Александр Яковлев. Из флигеля. — “Нева”, Санкт-Петербург, 2005, № 3.
Среди прочего: “Масскультура и время малых тиражей. Не маленьких, но малых. Разница — в адресации. В адресации избранным”.
Составитель Андрей Василевский (http://avvas.photofile.ru).
“Арион”, “Вопросы истории”, “Дружба народов”, “Звезда”, “Знамя”, “Октябрь”
Владимир Алейников. Пир. — “Знамя”, 2005, № 3 <http://magazines.russ.ru/znamia>.
“На протяжении нескольких лет я работаю над большой серией книг о минувшей эпохе, о творческих людях этой эпохи, моих друзьях, добрых знакомых, достойных представителях отечественной культуры, считавшейся ранее неофициальной, запретной. Общее название серии — „Отзывчивая среда”. Удивительно точно сказал Чаадаев: „Слово звучит лишь в отзывчивой среде”. Такая среда у нас — была. И она всегда отзывалась на звучащее слово. Время было не только трагическим. Было оно — орфическим. Речь — выжила. К сожалению, живы далеко не все из моих товарищей, соратников, современников. Чудом, возможно, я уцелел. И поэтому долг мой — рассказать о том, что знаю, пожалуй, ныне лишь я один. Помню я множество историй о каждом из тех, с кем вместе когда-то создавали мы „другую литературу”, „другое искусство”.
Все книги взаимосвязаны и образуют единое целое. Жанр их трудно определить. Это синтез нескольких жанров с естественной для меня полифонией, долгим дыханием и свободным ассоциативным построением. „Пир” — одна из этих книг”.
Тут Довлатов, Зверев, Венедикт Ерофеев, Леонид Губанов и все-все-все.

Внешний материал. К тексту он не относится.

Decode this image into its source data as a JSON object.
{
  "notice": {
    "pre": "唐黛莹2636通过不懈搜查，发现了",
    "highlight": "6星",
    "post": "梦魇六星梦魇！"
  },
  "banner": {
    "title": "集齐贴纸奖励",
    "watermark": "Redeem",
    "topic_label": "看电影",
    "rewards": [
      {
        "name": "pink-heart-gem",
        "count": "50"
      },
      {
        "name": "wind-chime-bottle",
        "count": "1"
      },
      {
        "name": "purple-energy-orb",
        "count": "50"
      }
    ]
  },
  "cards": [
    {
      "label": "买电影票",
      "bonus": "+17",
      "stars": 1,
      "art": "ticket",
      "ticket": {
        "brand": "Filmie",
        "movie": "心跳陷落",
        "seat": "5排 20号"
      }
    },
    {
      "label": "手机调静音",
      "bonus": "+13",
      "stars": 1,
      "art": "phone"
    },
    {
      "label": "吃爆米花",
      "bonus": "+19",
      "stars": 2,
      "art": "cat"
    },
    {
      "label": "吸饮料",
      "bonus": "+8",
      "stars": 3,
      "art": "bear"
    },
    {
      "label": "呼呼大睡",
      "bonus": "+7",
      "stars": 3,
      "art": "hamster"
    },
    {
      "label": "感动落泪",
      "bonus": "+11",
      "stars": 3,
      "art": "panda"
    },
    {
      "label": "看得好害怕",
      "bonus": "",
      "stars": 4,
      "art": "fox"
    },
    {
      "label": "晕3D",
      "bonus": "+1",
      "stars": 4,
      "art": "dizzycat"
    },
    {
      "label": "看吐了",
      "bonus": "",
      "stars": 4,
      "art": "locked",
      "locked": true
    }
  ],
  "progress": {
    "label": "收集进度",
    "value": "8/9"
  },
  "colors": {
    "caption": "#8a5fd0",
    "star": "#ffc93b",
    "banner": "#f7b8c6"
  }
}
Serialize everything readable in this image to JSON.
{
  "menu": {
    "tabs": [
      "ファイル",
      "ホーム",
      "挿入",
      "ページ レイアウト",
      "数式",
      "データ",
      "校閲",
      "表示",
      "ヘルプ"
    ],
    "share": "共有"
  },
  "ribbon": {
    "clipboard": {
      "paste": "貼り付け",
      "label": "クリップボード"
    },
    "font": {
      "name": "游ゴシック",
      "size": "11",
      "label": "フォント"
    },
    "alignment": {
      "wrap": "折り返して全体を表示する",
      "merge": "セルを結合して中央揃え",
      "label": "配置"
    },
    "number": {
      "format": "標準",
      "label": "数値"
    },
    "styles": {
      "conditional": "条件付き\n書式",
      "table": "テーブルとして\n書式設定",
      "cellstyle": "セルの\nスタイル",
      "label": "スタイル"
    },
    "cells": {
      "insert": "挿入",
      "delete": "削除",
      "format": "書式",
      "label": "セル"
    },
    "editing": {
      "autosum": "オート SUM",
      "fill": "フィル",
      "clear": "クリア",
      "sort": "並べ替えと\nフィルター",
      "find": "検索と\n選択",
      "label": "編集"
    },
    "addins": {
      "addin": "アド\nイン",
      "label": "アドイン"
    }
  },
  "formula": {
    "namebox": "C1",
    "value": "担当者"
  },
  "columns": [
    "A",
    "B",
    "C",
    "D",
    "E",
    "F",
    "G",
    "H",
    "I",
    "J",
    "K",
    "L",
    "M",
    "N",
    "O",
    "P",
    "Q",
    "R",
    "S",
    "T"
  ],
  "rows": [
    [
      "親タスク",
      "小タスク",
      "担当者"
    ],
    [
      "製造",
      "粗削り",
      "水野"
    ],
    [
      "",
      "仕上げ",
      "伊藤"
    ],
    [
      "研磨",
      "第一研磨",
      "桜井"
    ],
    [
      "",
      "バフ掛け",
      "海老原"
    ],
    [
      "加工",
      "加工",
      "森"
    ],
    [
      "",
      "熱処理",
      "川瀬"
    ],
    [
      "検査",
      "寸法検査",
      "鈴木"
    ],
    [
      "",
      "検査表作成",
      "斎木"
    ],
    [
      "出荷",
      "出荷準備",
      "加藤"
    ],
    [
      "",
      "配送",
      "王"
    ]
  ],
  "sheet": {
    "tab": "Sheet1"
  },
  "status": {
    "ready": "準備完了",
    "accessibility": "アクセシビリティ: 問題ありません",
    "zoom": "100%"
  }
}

Владимир Дмитриевич Алейников был первым в моей жизни “живым” писателем, к которому я пришел домой. Помню и его рассказы, и чтение стихов, и памятливость.
Алексей Алехин. Стихи. — “Арион”, 2005, № 1 <http://www. arion.ru>.
“Зверинец слов” здесь — плотная и энергичная аллюзия на Хлебникова, джаз на тему. “…Где грустно смотрит абевега …”
Ближе к концу появляется и сам Велимир. И не один:
“…Где Хлебников ловит наволочкой красную бабочку бобэоби .
А Чухонцев идет припрыгивающей походкой к выходу, с фифией-птичкой на плече”.
Максим Амелин. Загрубелый воздух. Стихи. — “Октябрь”, 2005, № 3 <http://magazines.russ.ru/October>.
.........................................
Ныне в небрежении великом
волшебства словесного балласт, —
землю нечленораздельным криком
оглашают, кто во что горазд,
точного заложники расчета,
соль из капель добывая пота.
Жертва единятся и палач
в противостоянии нетвердом,
полусмех блуждает, полуплач
по довольством искаженным мордам, —
ни тиран не страшен никому,
ни рекущий поперек ему.
Наталья Аришина. Всего, быть может, полчаса… — “Дружба народов”, 2005, № 4 <http://magazines.russ.ru/druzhba>.
“Пейзажик с полем и погостом / молчит, чуть-чуть повеселев. / Большим болезненным наростом / торчит подворье меж дерев. // Кого, однако, на свободу / электропоезд выносил? / Уже на дикую природу / не хватит времени и сил. // Смотревшая на вещи просто, / заглядывай и в небеса, / коль до ближайшего погоста / всего, быть может, полчаса”.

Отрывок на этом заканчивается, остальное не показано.